Yes, I will probably get hate-mail from that, but here is where I turn it around. .

Gender inequality definitely exists in the US workplace. I read an email that was written to a successful woman manager who I know.  It was about her bossy behavior, and honestly, this is EXACTLY the kind of biased bull#$^t that Sheryl Sandberg fights .

1. Social bias against strong women. Both men and women discourage women to lead, take charge, be aggressive, and win. Too often, it is a double standard where women who are action-oriented are called BOSSY or BITCHY.

As men get more successful, they are liked more. As women get more successful, they are liked less. That is a really powerful negative incentive for women to lead. 

2. Women get paid less for the same work. Results show that women only get 77% of what men get for the same work. Sounds like explicit and/or implicit discrimination.

3. Few women in leadership roles. Sandberg notes that only 14% of top corporate jobs are held by women. Also, when women reached 20% of the US congress, the news media claimed that “women were taking over”. Clearly, 20% if not taking over.

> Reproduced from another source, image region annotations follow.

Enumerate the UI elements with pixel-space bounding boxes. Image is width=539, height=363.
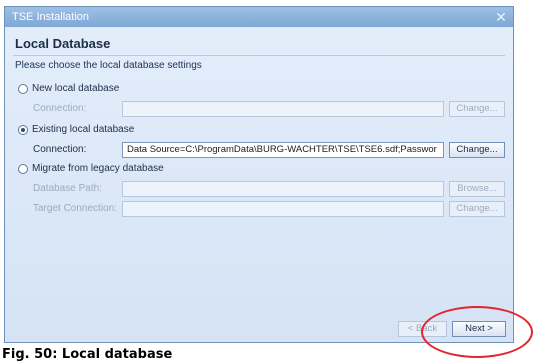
radio-existing-local-database[interactable]: Existing local database — [18, 124, 134, 135]
database-path-label: Database Path: — [33, 183, 102, 194]
radio-button[interactable] — [18, 124, 28, 135]
existing-connection-change-button[interactable]: Change... — [449, 142, 505, 158]
database-path-field[interactable] — [122, 181, 444, 197]
figure-caption: Fig. 50: Local database — [2, 347, 173, 362]
window-title: TSE Installation — [12, 11, 90, 23]
radio-new-local-database[interactable]: New local database — [18, 83, 119, 94]
back-button: < Back — [398, 321, 447, 337]
new-connection-label: Connection: — [33, 103, 87, 114]
target-connection-label: Target Connection: — [33, 203, 117, 214]
radio-button[interactable] — [18, 83, 28, 94]
divider — [13, 55, 505, 56]
target-connection-change-button: Change... — [449, 201, 505, 217]
radio-label: New local database — [32, 83, 120, 94]
next-button[interactable]: Next > — [452, 321, 506, 337]
page-title: Local Database — [15, 36, 111, 51]
new-connection-change-button: Change... — [449, 101, 505, 117]
existing-connection-field[interactable]: Data Source=C:\ProgramData\BURG-WACHTER\… — [122, 142, 444, 158]
existing-connection-label: Connection: — [33, 144, 87, 155]
radio-label: Existing local database — [32, 124, 135, 135]
new-connection-field[interactable] — [122, 101, 444, 117]
radio-migrate-legacy-database[interactable]: Migrate from legacy database — [18, 163, 164, 174]
installer-window: TSE Installation ✕ Local Database Please… — [4, 6, 514, 343]
radio-button[interactable] — [18, 163, 28, 174]
title-bar: TSE Installation ✕ — [5, 7, 513, 27]
page-subtitle: Please choose the local database setting… — [15, 60, 202, 71]
close-icon[interactable]: ✕ — [494, 7, 508, 27]
target-connection-field[interactable] — [122, 201, 444, 217]
radio-label: Migrate from legacy database — [32, 163, 164, 174]
database-path-browse-button: Browse... — [449, 181, 505, 197]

4. Work women do is under-valued. This is a deep point. . . which I interpret to mean that we (men and women) need to re-set our mind to what is valuable in life. It cannot be a dichotomy where work life (what you get paid by the market to do) is more valuable than raising children, or any other life choice. . .

One of the most important things women can do working together is to make it clear that every bit of work a woman does—whether it’s in the home, in the school, in the community, or in the workplace—is valued as much as work that men do. Across the board, we are not there. 

5. Women are encouraged to “give up”.  Sandberg comments that corporate life is often compared to a marathon. A marathon where men are encouraged to keep up the pace and keep pushing for the finish line. In contrast, women are often told that the SHOULD be taking care of the kids, or compare themselves to stay-at-home mothers.

No one can have it all. That language is the worst thing that’s happened to the women’s movement. You know, no one even bothers to apply it to men. It’s really pressure on women. I think what happens to women is we compare ourselves at home to the women who are work-at-home mothers and we fall short. Compared to them, I fall short every day. 

6. We should be creative about “work-life balance.  Be willing to mold the work environment to get everything you want to get out of life. Find supporting mentors and people to do projects with. Don’t try to assault the mountain by yourself. Team.

And I’m not saying I don’t make sacrifices. You know, there has never been a 24-hour period in five years when I have not responded to e-mail at Facebook. I am not saying it’s easy. I work long hours. I am saying that I was able to mold those hours around the needs of my family, and that matters. And I really encourage other people at Facebook to mold hours around themselves.

Yes, there are systemic, implied, subtle, and unfair biases we put against women succeeding in the workplace. Perhaps it is not as simple as a libertarian view where everyone is given a chance to succeed, and it is a question of grabbing it. Perhaps it does require pro-active mentoring, behavior-modification, and smart people to adjust the landscape for a more equitable place.

We should just start with management consulting. We should expect more from ourselves and our peers. We are a privileged class of people – educated, traveled, self-confident, well-paid, and intellectually curious. Let’s push the meritocracy to the limit.